APRIL MOVIE THON DAY 28: Death of a Gunfighter (1969)

Death of a Gunfighter was originally directed by Robert Totten, who directed the original The Quick and the Dead, as well as plenty of TV like Gunsmoke and Mystery In Dracula’s Castle. Despite a year of work, he couldn’t get along with star Richard Widmark and lost that battle, getting replaced by Don Siegel (Invasion of the Body SnatchersDirty Harry and John Wayne’s last movie, The Shootist).

Siegel had been the original choice to direct, but was overworked, according to the Chicago Tribune. However, in Siegel’s memoirs, he wrote that Widmark pushed from day one to get Totten kicked off the film and replaced by the unwilling Siegel.

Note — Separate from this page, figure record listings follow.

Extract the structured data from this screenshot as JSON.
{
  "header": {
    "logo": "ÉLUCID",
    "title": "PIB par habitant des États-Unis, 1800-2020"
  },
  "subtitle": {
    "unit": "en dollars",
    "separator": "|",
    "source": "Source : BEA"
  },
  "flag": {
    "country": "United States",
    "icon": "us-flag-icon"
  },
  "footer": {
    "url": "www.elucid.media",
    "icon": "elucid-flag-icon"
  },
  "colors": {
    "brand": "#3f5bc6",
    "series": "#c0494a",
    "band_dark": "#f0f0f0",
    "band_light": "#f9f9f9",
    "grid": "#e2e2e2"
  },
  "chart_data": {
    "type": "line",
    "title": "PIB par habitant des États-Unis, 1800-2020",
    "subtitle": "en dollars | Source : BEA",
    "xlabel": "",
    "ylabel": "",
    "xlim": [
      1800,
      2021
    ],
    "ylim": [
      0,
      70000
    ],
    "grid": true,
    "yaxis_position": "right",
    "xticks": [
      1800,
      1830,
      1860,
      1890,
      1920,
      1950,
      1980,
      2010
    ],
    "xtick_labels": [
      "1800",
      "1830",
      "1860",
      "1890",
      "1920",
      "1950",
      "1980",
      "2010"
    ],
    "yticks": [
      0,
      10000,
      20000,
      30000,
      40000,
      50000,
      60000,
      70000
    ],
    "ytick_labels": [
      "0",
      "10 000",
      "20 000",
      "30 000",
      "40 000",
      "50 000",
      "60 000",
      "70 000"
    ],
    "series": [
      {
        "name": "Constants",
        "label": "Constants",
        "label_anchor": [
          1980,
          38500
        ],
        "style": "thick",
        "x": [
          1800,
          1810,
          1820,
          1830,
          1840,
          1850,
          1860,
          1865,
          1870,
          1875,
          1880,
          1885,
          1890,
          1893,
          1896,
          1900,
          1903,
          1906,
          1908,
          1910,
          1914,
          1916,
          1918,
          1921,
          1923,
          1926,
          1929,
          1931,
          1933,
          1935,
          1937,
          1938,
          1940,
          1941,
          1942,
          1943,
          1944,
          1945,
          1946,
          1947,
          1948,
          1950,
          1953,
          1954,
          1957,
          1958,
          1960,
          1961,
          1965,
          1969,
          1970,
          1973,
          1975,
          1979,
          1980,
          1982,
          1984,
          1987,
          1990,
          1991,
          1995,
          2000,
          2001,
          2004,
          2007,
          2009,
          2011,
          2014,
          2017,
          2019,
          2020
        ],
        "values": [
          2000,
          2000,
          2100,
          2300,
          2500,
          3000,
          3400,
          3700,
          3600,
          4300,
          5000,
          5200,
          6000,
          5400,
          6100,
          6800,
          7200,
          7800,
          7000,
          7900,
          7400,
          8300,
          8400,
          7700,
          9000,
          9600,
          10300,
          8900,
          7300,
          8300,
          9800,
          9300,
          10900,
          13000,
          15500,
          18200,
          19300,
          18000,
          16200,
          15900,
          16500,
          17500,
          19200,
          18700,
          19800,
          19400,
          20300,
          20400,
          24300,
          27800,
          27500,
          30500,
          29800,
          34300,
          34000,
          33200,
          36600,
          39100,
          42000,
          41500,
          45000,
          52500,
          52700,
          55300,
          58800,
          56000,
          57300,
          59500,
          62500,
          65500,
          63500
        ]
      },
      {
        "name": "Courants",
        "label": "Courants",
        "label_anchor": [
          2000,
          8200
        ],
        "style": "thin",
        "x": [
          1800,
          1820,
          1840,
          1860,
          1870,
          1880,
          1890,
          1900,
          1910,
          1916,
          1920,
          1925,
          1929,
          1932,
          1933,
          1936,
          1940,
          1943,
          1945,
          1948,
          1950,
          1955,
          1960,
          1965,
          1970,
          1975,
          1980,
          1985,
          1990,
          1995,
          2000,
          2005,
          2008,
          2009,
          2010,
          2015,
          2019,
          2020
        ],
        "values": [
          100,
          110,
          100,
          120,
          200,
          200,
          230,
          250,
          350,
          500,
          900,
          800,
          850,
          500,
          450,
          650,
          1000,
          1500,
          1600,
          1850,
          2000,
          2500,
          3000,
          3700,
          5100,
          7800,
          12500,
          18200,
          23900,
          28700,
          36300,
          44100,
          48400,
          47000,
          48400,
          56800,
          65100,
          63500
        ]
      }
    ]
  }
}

Finally, three and a half weeks into making the movie, Widmark got Universal boss Lew Wasserman to personally get involved.

When Siegel looked at Totten’s footage, he thought it was great and even made sure his own footage matched. In fact, he didn’t reshoot a single scene, only finishing off the film’s opening and closing sequences, as well as some pick-up shots. In the end, he didn’t think he had done enough work to take directing credit.

However, Totten wanted nothing to do with the film. Siegel didn’t want his name on the film, which upset Widmark even more. Finally, an agreement was made with the Directors Guild of America for the pseudonym Alan Smithee to be used.

In fact, this was the first Alan Smithee-directed film.

Here’s where it gets weird: critics loved the film and the new director. The New York Times claimed that it had sharp direction and that Smithee “has an adroit facility for scanning faces and extracting sharp background detail.” Roger Ebert said that it was “an extraordinary western by director Allen Smithee, a name I’m not familiar with, allows his story to unfold naturally.” I wonder if Ebert was aware what was going on and was having fun with his review. I’d like to think so.

Based on Death of a Gunfighter by Lewis B. Patten, this movie feels like Hollywood realizing that some of the better Westerns were coming from other countries, mostly Italy, at this point. Marshall Frank Patch (Widmark) is an Old West-style lawman in Cottonwood Springs, Texas, a town determined to be modern and, as such, conveniently forget its numerous sins and just whitewash the past.

“What would happen,” the mayor says, “if an Eastern businessman came to town and saw old Patch there, wearing that shirt he probably hasn’t washed in a week?”

Patch shoots a drunk in self-defense, which the town leaders use as a way to get him out. Knowing that the town is about to murder him with their own gunfighters — he knows too much — the old lawman settles his affairs, including marrying brothel owner Claire Quintana (Lena Horne), an interracial relationship that is a fact of life, something bold for 1969.

This is a film rich with character actors that I love — Carroll O’Connor, Royal Dano, John Saxon — and a town unlike many other Westerns, one made up of all races, a place where a lone car causes worry, where the trains must get ever closer, where the past — and Patch — must die to move progress ever forward, no matter what.